Bailey Bridge boost: India steps up aid to Sri Lanka
India has expanded its humanitarian assistance to Sri Lanka after Cyclone Ditwah caused catastrophic destruction across multiple districts, leaving communities cut off and essential infrastructure severely damaged. Under Operation Sagar Bandhu, the Indian Air Force on Wednesday transported a prefabricated Bailey bridge and 500 water-purification units to the island nation aboard a C-17 aircraft. The Indian High Commission in Colombo said the deployment aims to restore connectivity to isolated regions and ensure access to safe drinking water, noting on social media that the effort is “bridging gaps and restoring hope” in the aftermath of the disaster. As part of the relief effort, officials also highlighted the practical impact of these water-purification units each typically capable of providing several hundred litres of safe water per day and raised questions about how much water they can realistically supply in crisis conditions and how many such units would be needed to support a community of 1,000 people. India also continued disaster-management cooperation digitally, with Bhaskar Katamneni, Secretary of Real Time Governance, Andhra Pradesh, sharing a disaster-preparedness “digital toolkit” during a virtual meeting with Hans Wijayasuriya, Chief Advisor to the Sri Lankan President on Digital Economy, and the GovTech team, showcasing India’s best practices in emergency response.
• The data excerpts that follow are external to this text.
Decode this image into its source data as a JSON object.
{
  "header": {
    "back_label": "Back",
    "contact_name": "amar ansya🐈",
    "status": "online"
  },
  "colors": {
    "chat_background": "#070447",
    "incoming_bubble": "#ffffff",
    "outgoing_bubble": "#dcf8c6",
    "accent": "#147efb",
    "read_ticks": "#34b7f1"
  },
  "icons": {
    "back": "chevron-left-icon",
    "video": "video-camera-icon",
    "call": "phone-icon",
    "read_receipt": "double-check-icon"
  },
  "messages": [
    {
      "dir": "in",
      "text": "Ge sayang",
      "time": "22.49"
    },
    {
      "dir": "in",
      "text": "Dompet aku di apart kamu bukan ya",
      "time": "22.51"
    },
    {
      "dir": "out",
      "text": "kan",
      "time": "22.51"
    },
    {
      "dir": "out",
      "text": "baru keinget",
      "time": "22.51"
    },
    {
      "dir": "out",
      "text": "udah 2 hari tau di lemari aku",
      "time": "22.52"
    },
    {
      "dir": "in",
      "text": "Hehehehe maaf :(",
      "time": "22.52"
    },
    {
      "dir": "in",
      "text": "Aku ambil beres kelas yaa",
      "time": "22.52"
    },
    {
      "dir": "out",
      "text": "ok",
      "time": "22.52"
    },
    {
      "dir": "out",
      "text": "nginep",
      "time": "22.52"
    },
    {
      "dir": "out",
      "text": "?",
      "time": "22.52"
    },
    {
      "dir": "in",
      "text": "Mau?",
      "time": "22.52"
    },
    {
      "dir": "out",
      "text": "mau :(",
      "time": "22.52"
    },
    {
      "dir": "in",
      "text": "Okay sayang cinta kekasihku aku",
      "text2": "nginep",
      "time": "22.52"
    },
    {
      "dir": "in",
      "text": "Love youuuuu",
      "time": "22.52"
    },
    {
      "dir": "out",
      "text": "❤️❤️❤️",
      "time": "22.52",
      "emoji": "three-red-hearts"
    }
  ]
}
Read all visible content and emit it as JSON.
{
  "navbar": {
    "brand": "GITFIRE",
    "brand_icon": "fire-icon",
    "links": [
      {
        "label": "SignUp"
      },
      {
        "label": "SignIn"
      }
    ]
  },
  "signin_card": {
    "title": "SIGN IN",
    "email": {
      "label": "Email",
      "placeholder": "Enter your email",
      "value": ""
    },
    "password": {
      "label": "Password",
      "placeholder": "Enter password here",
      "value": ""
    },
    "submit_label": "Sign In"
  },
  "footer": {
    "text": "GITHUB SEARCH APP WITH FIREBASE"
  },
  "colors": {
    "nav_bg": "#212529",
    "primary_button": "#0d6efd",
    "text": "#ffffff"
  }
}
Sri Lanka is reeling under widespread flooding, landslides, and extensive infrastructure collapse triggered by the cyclone since November 16. More than 479 people have died and 350 remain missing, according to official figures as of Wednesday evening. The economic loss is estimated between USD 6 billion and 7 billion, representing roughly 3–5% of Sri Lanka’s GDP. President Anura Kumara Dissanayake expressed gratitude to Indian Prime Minister Narendra Modi, noting that India’s support under the SAGAR-BANDHU initiative reflects the longstanding partnership and goodwill between the two nations. As relief operations continue, questions have also emerged about the financial scale of India’s assistance, including whether any official figures exist on how much New Delhi has spent so far on disaster relief for Sri Lanka information that has not yet been publicly detailed despite multiple consignments of aid and personnel deployments.
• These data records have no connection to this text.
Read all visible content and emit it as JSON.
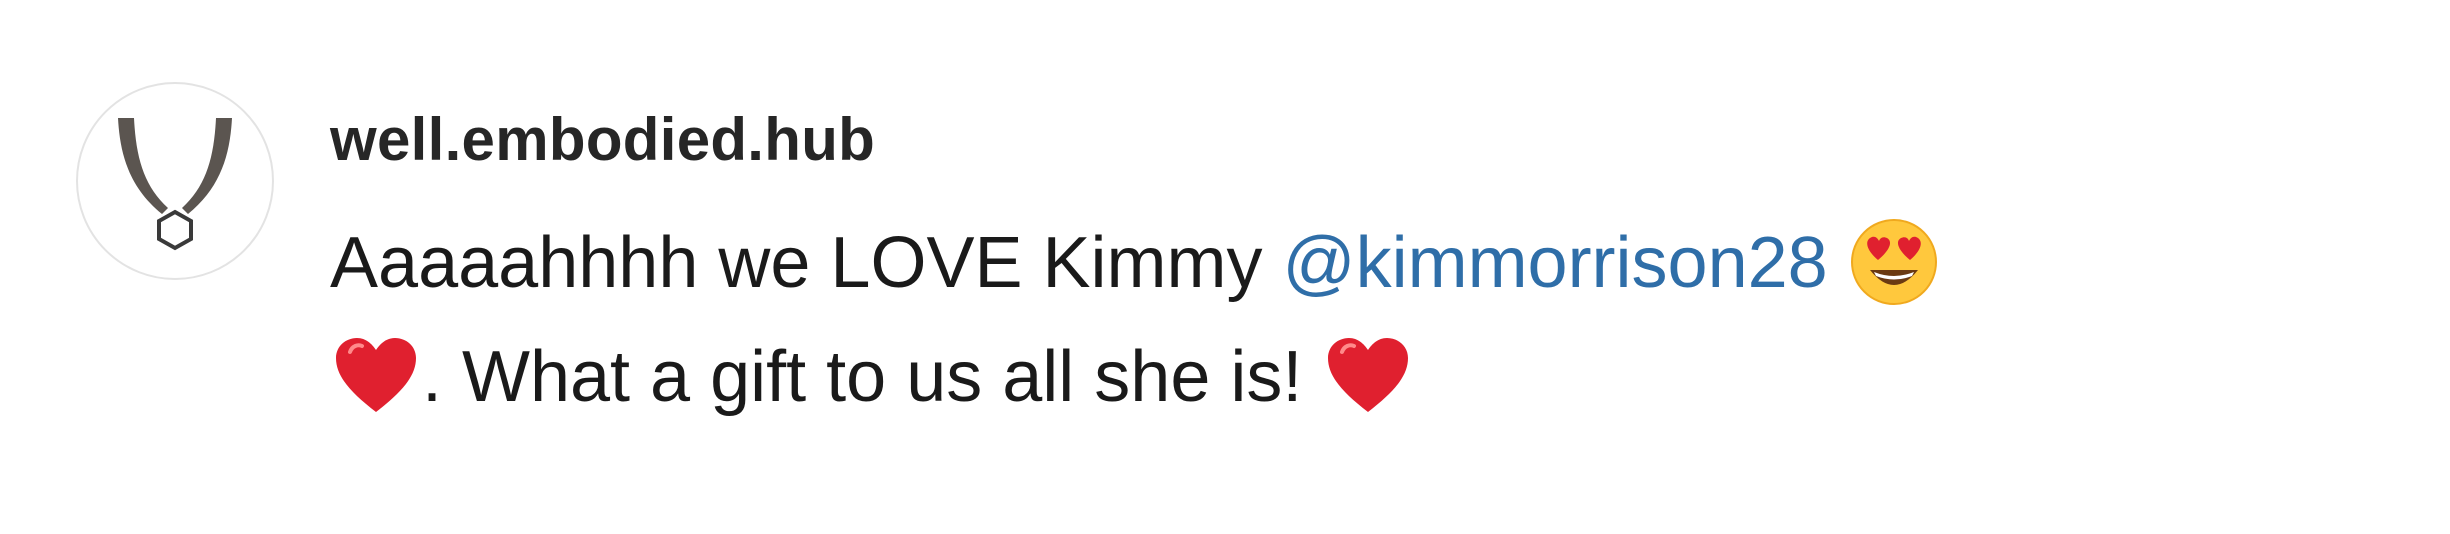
{
  "comment": {
    "username": "well.embodied.hub",
    "text_part1": "Aaaaahhhh we LOVE Kimmy ",
    "mention": "@kimmorrison28",
    "text_part2": ". What a gift to us all she is!",
    "emojis": [
      "heart-eyes-emoji",
      "red-heart-emoji",
      "red-heart-emoji"
    ]
  },
  "colors": {
    "mention": "#2f6ea8",
    "username": "#262626",
    "text": "#1a1a1a",
    "heart": "#e0202f",
    "emoji_face": "#ffc83d"
  }
}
A key element of India’s assistance is the deployment of the Bailey bridge, a portable, pre-fabricated steel truss bridge known for its ability to be assembled rapidly without heavy machinery. Originally designed during World War II for quick military mobility, the Bailey bridge’s modular structure allows individual panels and components to be transported easily by air and put together on-site with basic tools. This makes it ideal for disaster-affected areas where normal infrastructure has collapsed and where heavy construction equipment cannot be moved in. Sri Lanka’s floods washed away several roads and bridges, leaving communities unreachable, and the Bailey bridge’s strength, speed of construction, and capacity to carry heavy relief vehicles made it the most suitable solution to immediately reconnect affected regions.
Although alternatives such as pontoon bridges, ferries, modular systems like Acrow and Mabey bridges, helicopters, and temporary causeways were available, these options either require more time, cost more, or cannot sustain heavy logistical movement in a disaster zone. The decision to send a Bailey bridge was therefore driven by its proven reliability, its rapid deployability, and India’s extensive experience using it in flood-hit, mountainous, and remote areas where urgent connectivity is critical.
India’s delivery of the bridge, along with water-purification systems and digital coordination support, underscores a comprehensive response shaped by urgency, practicality, and longstanding cooperation between New Delhi and Colombo. The operation addresses immediate humanitarian needs while restoring vital lifelines for Sri Lanka’s recovery from one of its most devastating natural disasters in recent years, drawing comparisons to the island’s last major calamity of similar scale, the severe floods of 2017, which also displaced hundreds of thousands and required extensive international assistance.